R Scripts for Twitter Sentiment Analysis
This project's Twitter sentiment analysis was completed using the R language and accompanying libraries. Below, you'll find the two scripts responsible for Tweet collection, sentiment analysis, and sentiment visualizations.
The following R script is primarily responsible for connecting to the Twitter API, collecting tweets, refining them, calculating their sentiments, and creating sentiment visualizations in the form of bar plots.

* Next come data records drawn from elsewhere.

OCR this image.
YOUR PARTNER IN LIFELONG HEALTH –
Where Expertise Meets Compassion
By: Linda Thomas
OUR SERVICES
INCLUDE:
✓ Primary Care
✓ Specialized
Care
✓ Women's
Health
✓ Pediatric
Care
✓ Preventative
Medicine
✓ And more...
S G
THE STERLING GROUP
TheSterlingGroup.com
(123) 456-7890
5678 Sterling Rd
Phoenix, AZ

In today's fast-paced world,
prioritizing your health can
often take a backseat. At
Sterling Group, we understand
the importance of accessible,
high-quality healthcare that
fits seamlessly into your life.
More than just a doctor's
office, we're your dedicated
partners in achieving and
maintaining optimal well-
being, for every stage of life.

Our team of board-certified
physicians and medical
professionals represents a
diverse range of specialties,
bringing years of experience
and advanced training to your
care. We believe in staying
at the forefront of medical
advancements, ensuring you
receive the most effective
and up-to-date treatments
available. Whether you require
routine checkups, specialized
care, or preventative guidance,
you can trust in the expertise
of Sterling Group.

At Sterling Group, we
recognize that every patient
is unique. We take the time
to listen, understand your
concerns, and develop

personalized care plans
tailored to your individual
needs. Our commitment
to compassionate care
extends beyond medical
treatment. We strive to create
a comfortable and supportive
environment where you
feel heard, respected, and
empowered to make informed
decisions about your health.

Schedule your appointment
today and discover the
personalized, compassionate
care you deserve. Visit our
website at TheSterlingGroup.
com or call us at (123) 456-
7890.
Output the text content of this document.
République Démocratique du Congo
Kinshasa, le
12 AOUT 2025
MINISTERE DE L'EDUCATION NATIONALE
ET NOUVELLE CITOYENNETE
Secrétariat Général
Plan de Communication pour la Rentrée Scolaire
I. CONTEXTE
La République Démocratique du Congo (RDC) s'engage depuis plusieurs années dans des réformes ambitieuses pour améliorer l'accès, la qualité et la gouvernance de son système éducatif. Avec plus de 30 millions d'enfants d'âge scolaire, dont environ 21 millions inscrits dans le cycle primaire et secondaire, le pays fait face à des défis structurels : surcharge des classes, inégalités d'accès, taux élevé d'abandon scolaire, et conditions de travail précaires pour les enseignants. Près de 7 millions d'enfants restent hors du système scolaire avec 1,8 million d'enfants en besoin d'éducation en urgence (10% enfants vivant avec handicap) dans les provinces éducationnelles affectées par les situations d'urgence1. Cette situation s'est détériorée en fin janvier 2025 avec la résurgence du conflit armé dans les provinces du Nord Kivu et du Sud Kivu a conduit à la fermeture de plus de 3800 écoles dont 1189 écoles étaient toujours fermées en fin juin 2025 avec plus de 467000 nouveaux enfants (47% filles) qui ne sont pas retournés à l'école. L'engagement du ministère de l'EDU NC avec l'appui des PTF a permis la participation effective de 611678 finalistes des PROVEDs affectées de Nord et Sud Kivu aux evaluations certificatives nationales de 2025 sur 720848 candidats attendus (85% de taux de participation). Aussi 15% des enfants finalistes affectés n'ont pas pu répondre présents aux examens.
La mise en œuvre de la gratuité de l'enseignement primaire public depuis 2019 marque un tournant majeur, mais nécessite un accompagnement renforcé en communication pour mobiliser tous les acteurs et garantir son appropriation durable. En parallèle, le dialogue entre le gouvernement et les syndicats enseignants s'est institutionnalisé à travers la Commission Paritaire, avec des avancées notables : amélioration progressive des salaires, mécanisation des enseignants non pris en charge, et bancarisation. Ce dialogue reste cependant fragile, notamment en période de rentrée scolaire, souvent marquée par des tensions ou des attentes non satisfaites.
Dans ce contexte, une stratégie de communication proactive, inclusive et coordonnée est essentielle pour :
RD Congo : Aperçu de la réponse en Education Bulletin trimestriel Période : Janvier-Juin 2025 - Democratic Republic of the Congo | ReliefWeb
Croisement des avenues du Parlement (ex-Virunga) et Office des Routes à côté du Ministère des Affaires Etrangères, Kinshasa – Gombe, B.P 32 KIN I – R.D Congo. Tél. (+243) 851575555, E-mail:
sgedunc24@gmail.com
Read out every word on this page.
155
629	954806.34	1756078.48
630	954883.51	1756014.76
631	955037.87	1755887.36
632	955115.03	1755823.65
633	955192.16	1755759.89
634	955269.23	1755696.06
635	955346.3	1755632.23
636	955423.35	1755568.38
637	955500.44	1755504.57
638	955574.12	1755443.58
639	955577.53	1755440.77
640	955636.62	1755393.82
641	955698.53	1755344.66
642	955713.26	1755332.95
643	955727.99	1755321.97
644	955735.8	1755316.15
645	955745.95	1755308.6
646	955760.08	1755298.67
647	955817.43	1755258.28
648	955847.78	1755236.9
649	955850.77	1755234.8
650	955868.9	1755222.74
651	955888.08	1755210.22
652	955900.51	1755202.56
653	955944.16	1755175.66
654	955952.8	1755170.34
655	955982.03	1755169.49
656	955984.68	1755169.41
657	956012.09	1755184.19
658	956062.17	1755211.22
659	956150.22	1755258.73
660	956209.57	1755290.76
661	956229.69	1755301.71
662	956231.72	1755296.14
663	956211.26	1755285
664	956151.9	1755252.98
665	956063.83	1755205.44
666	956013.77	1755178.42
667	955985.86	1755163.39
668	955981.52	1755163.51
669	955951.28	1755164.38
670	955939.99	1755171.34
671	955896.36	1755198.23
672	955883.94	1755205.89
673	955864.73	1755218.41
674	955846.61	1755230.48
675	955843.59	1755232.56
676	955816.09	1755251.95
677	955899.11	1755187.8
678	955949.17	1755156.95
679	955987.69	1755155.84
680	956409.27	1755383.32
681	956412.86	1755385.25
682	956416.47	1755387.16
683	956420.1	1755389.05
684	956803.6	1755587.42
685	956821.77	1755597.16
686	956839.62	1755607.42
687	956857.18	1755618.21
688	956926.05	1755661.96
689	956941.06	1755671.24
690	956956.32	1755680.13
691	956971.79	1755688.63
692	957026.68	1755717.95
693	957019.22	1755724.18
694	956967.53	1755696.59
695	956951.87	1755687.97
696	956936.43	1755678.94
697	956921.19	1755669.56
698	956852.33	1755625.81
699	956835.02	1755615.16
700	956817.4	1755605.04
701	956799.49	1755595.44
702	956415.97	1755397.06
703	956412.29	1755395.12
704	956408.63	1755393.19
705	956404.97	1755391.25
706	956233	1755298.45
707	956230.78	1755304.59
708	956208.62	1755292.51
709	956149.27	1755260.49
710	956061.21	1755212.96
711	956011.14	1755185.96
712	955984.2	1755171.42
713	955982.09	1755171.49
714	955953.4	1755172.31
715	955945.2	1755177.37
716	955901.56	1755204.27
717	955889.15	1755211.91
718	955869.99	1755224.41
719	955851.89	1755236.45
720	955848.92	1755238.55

# Load required R packages
library(NLP)
library(twitteR)
library(syuzhet)
library(tm)
library(ROAuth)
library(ggplot2)
setwd(dir=“XXXX”)
# Input credentials and establish Twitter connection
consumer_key <- “XXXX”
consumer_secret <- “XXXX”
access_token <- “XXXX”
access_secret <- “XXXX”
setup_twitter_oauth(consumer_key, consumer_secret, access_token, access_secret)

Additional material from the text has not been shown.